C’est une vieille histoire. L’enfant n’était jamais allé si loin dans la forêt, il est maintenant perdu. Le jour va tomber. Il pourrait s’assoir au pied de cet arbre et pleurer. Mais quand il baisse les yeux, il voit le renard aussi perdu que lui, plus terrifié encore. L’enfant s’approche. Le renard ne fuit pas. L’enfant s’approche et s’en empare.

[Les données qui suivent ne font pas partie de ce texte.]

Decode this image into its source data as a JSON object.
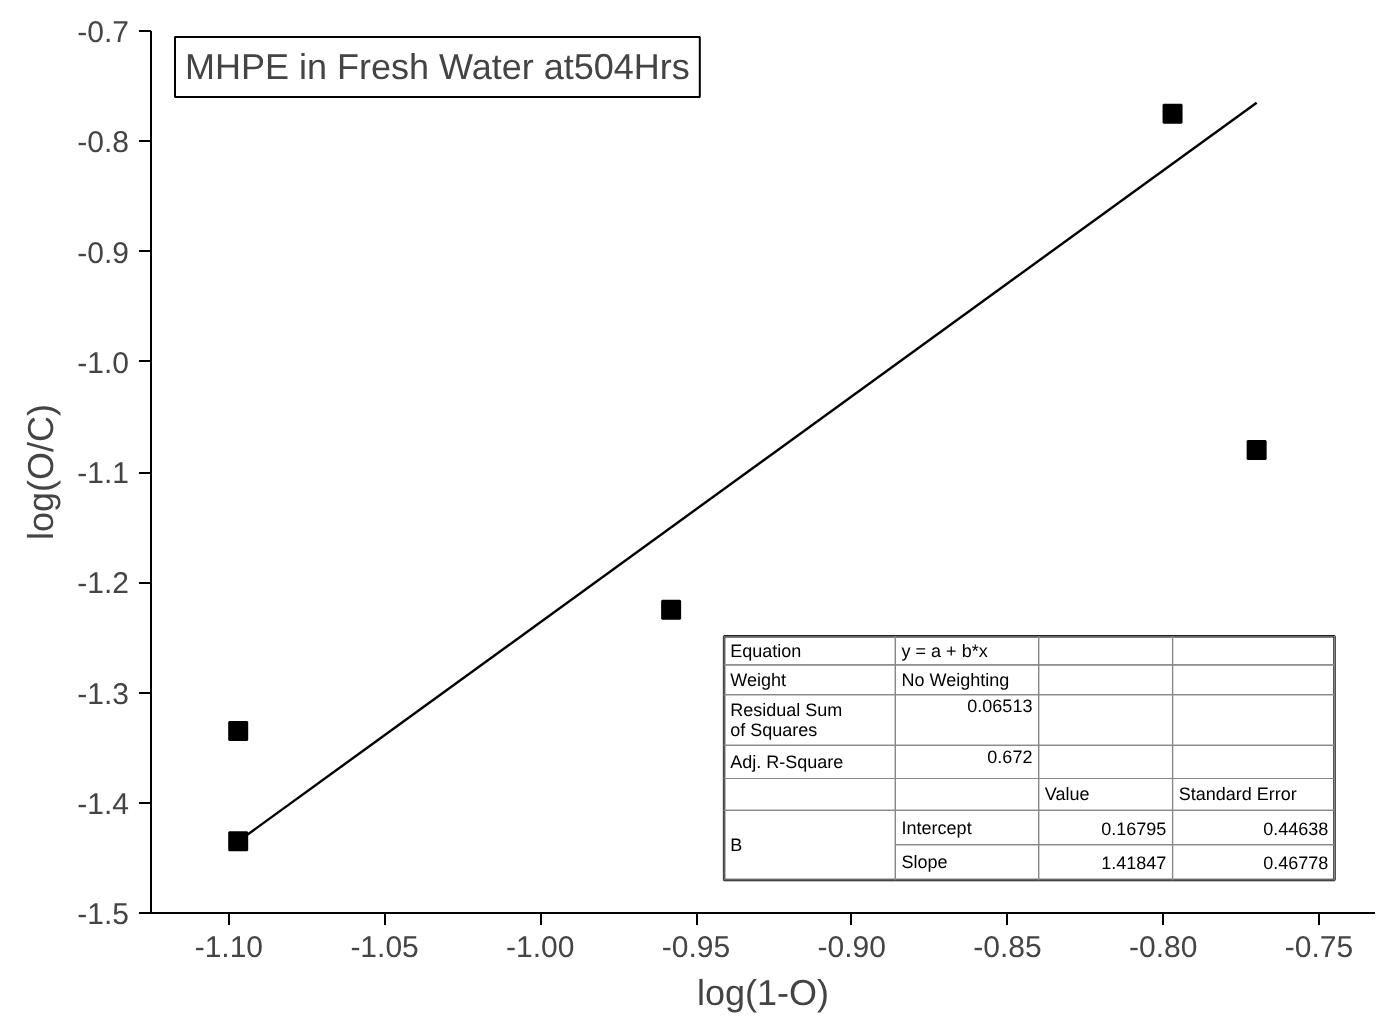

Il n’avait aucune raison ; simplement il le pouvait, simplement il l’a fait. Maintenant qu’il a entre ses mains ce renard, il a plus de force, il a plus de courage. Il a regardé le soleil, ce qu’il en restait dans les feuillages des arbres. Il a jugé de la direction, et il marche maintenant, d’un pas d’enfant qui sert dans ses mains un renard vivant.

Il n’était pas si loin ; quand il sort de la forêt, le soir est presque là, il presse le pas, le renard dans ses mains, et le sourire aux lèvres. Il se souvient maintenant que c’est interdit : la forêt autant que le renard. Alors il enfouit le renard sous son manteau.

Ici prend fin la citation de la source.